As to Obama, it is too easy to forget that JFK did not have that all much "baking" when he entered the Oval Office. It is even less clear how much JFK acquired from being "baked." Consider the efforts of Jawaharlal Nehru to inform JFK, the young congressman, on what was really going on with the French presence in Vietnam. LBJ was stuck holding the Vietnam bag; but, had JFK paid more attention to those, like Nehru, who emphasized proceeding with caution rather than playing with dominoes, he could have dispensed with that bag (and might have done so, had he not been assassinated). (I would even go so far as to suggest that RFK's decision to oppose JFK had a lot to do with the fact that he had accompanied his older brother on the fact-finding mission at which that meeting with Nehru took place. Unless I am mistaken, Arthur Schlesinger made a similar suggestion in his RFK biography.)
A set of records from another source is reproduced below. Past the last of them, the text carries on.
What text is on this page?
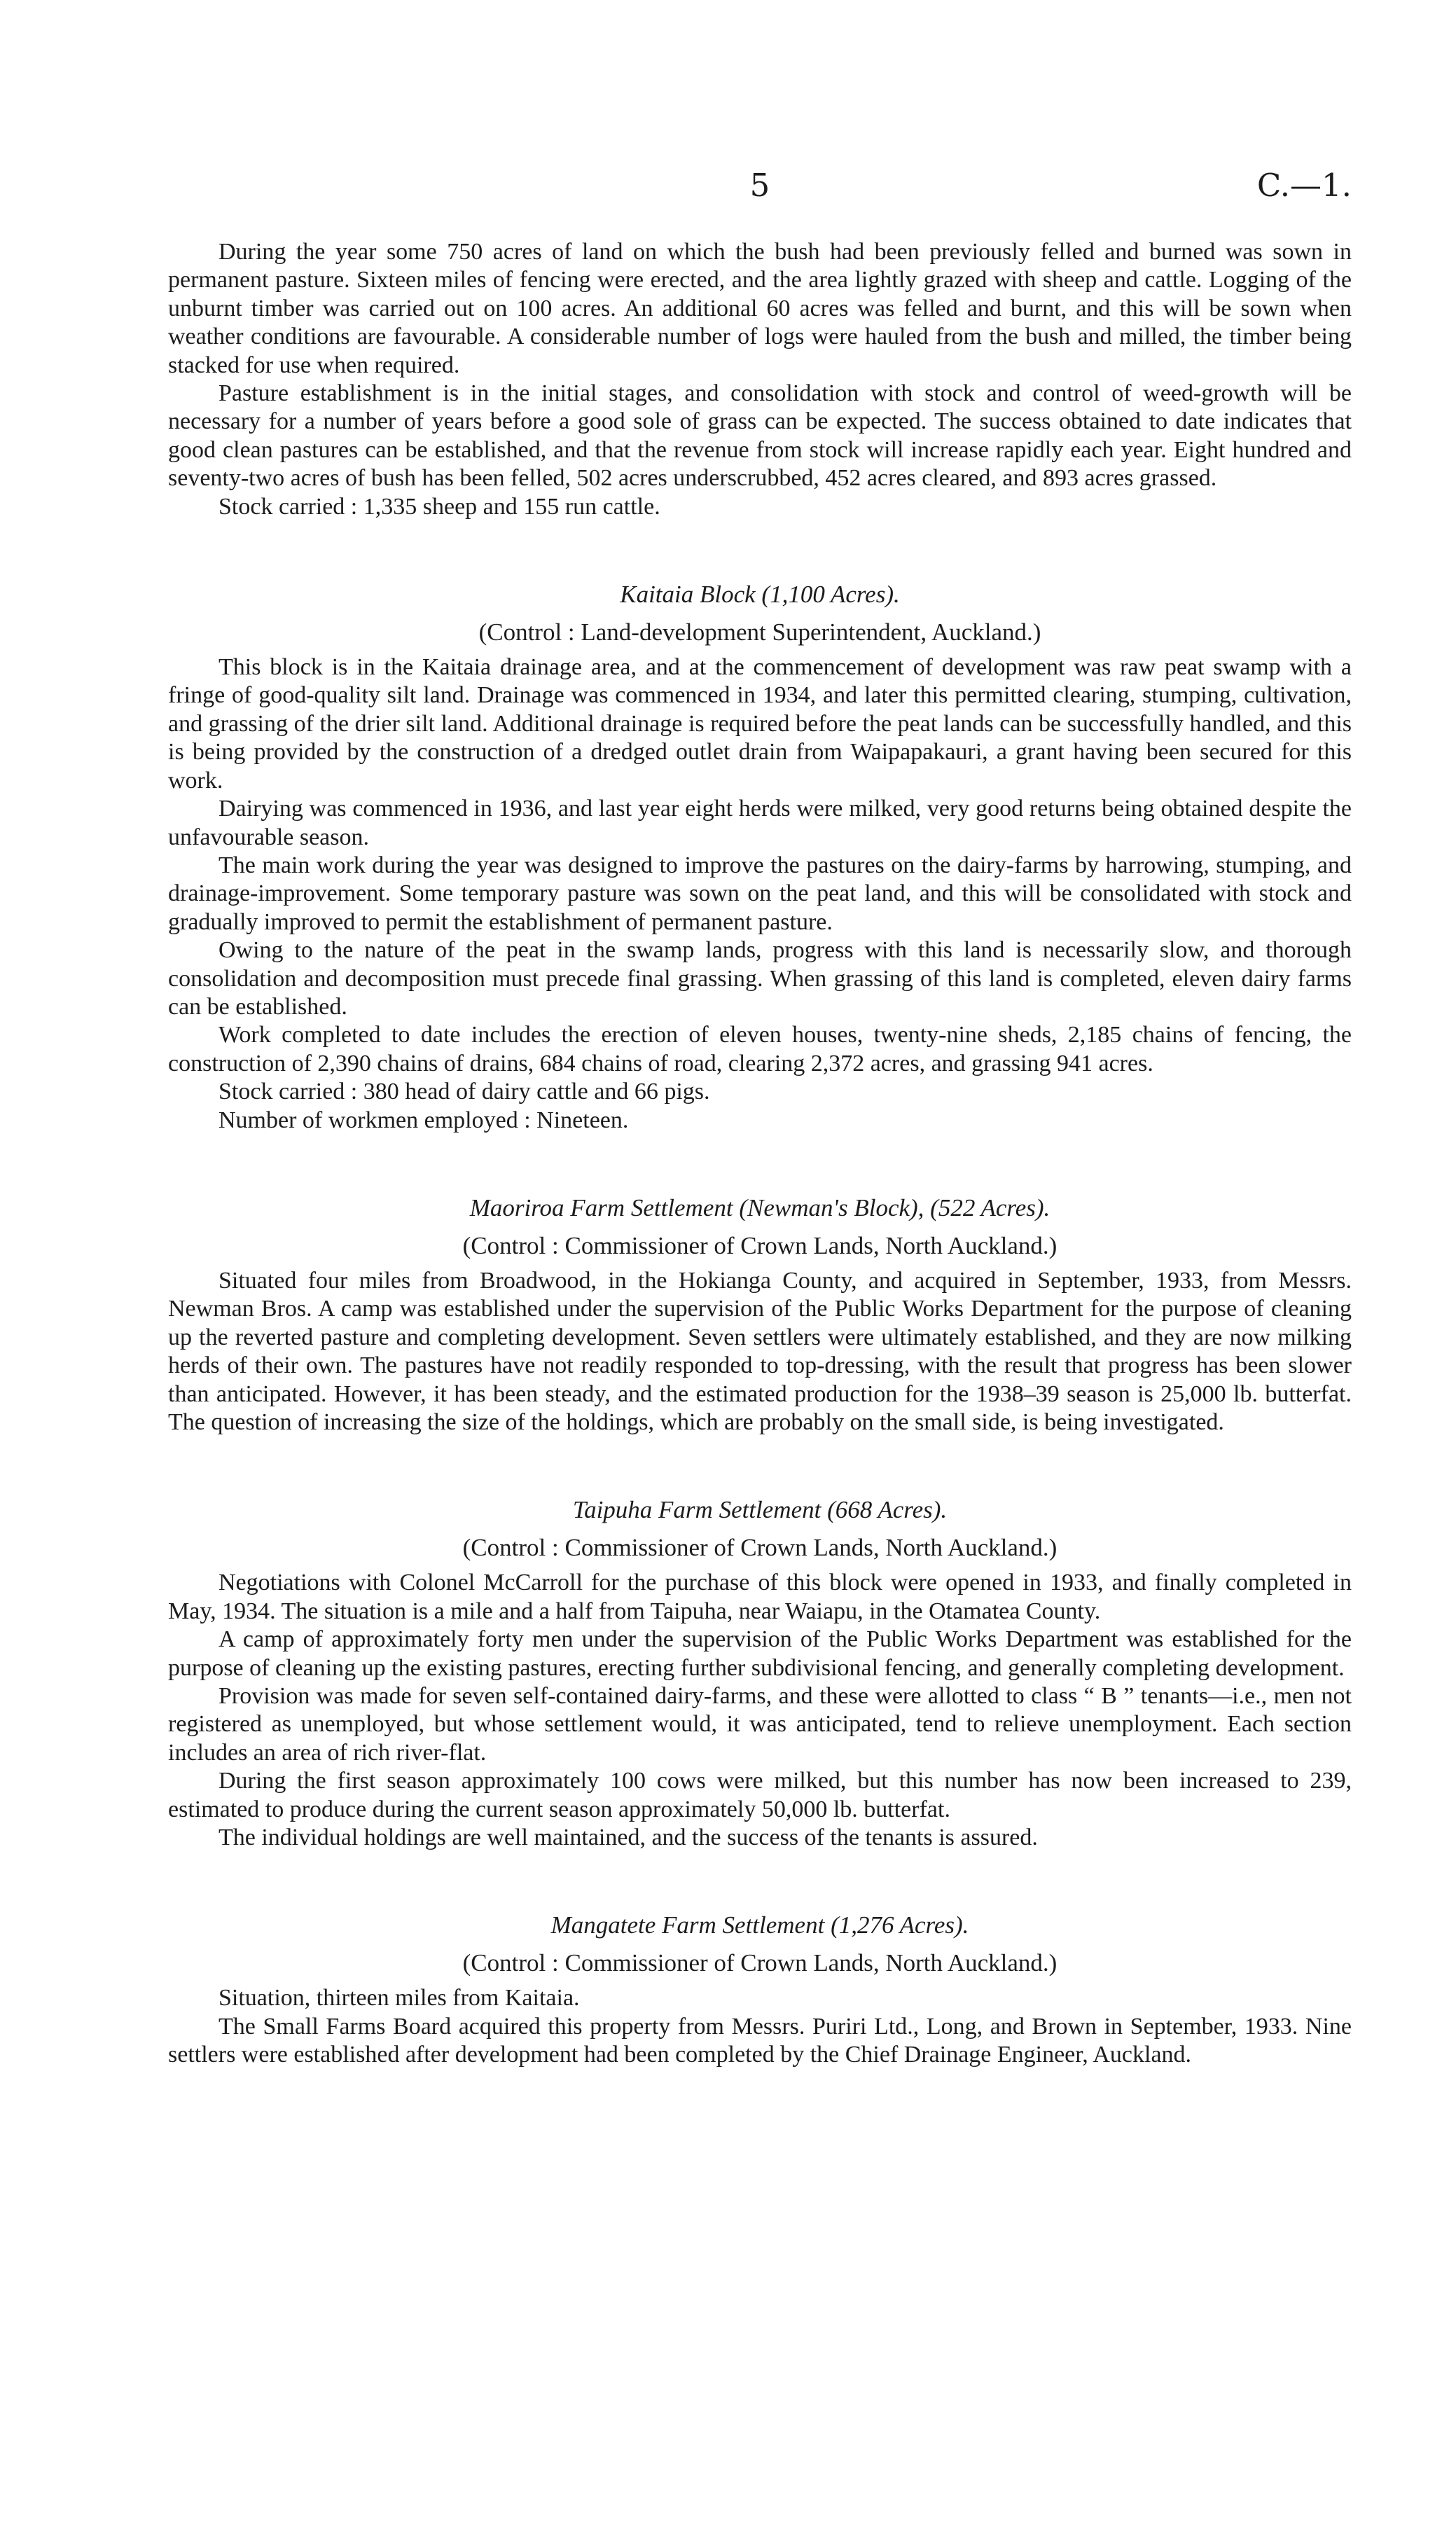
5	C.—1.

During the year some 750 acres of land on which the bush had been previously felled and burned was sown in permanent pasture. Sixteen miles of fencing were erected, and the area lightly grazed with sheep and cattle. Logging of the unburnt timber was carried out on 100 acres. An additional 60 acres was felled and burnt, and this will be sown when weather conditions are favourable. A considerable number of logs were hauled from the bush and milled, the timber being stacked for use when required.

Pasture establishment is in the initial stages, and consolidation with stock and control of weed-growth will be necessary for a number of years before a good sole of grass can be expected. The success obtained to date indicates that good clean pastures can be established, and that the revenue from stock will increase rapidly each year. Eight hundred and seventy-two acres of bush has been felled, 502 acres underscrubbed, 452 acres cleared, and 893 acres grassed.

Stock carried : 1,335 sheep and 155 run cattle.

Kaitaia Block (1,100 Acres).
(Control : Land-development Superintendent, Auckland.)

This block is in the Kaitaia drainage area, and at the commencement of development was raw peat swamp with a fringe of good-quality silt land. Drainage was commenced in 1934, and later this permitted clearing, stumping, cultivation, and grassing of the drier silt land. Additional drainage is required before the peat lands can be successfully handled, and this is being provided by the construction of a dredged outlet drain from Waipapakauri, a grant having been secured for this work.

Dairying was commenced in 1936, and last year eight herds were milked, very good returns being obtained despite the unfavourable season.

The main work during the year was designed to improve the pastures on the dairy-farms by harrowing, stumping, and drainage-improvement. Some temporary pasture was sown on the peat land, and this will be consolidated with stock and gradually improved to permit the establishment of permanent pasture.

Owing to the nature of the peat in the swamp lands, progress with this land is necessarily slow, and thorough consolidation and decomposition must precede final grassing. When grassing of this land is completed, eleven dairy farms can be established.

Work completed to date includes the erection of eleven houses, twenty-nine sheds, 2,185 chains of fencing, the construction of 2,390 chains of drains, 684 chains of road, clearing 2,372 acres, and grassing 941 acres.

Stock carried : 380 head of dairy cattle and 66 pigs.

Number of workmen employed : Nineteen.

Maoriroa Farm Settlement (Newman's Block), (522 Acres).
(Control : Commissioner of Crown Lands, North Auckland.)

Situated four miles from Broadwood, in the Hokianga County, and acquired in September, 1933, from Messrs. Newman Bros. A camp was established under the supervision of the Public Works Department for the purpose of cleaning up the reverted pasture and completing development. Seven settlers were ultimately established, and they are now milking herds of their own. The pastures have not readily responded to top-dressing, with the result that progress has been slower than anticipated. However, it has been steady, and the estimated production for the 1938–39 season is 25,000 lb. butterfat. The question of increasing the size of the holdings, which are probably on the small side, is being investigated.

Taipuha Farm Settlement (668 Acres).
(Control : Commissioner of Crown Lands, North Auckland.)

Negotiations with Colonel McCarroll for the purchase of this block were opened in 1933, and finally completed in May, 1934. The situation is a mile and a half from Taipuha, near Waiapu, in the Otamatea County.

A camp of approximately forty men under the supervision of the Public Works Department was established for the purpose of cleaning up the existing pastures, erecting further subdivisional fencing, and generally completing development.

Provision was made for seven self-contained dairy-farms, and these were allotted to class “ B ” tenants—i.e., men not registered as unemployed, but whose settlement would, it was anticipated, tend to relieve unemployment. Each section includes an area of rich river-flat.

During the first season approximately 100 cows were milked, but this number has now been increased to 239, estimated to produce during the current season approximately 50,000 lb. butterfat.

The individual holdings are well maintained, and the success of the tenants is assured.

Mangatete Farm Settlement (1,276 Acres).
(Control : Commissioner of Crown Lands, North Auckland.)

Situation, thirteen miles from Kaitaia.

The Small Farms Board acquired this property from Messrs. Puriri Ltd., Long, and Brown in September, 1933. Nine settlers were established after development had been completed by the Chief Drainage Engineer, Auckland.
In the long view of history, Obama's approximation to JFK may be better than Keen has suggested. JFK understood the necessary dialectical opposition of elevated goals (which inspire the electorate) and base political machinery (which gets things done). During his brief time in office, it looks like he was on the road to finding the right synthesis of these opposing interests; but we shall never know if he would have ultimately caved into the machine side. Our hope for Obama is that his actions will be informed by the need for such synthesis, which is far more than we can even dream of for McCain!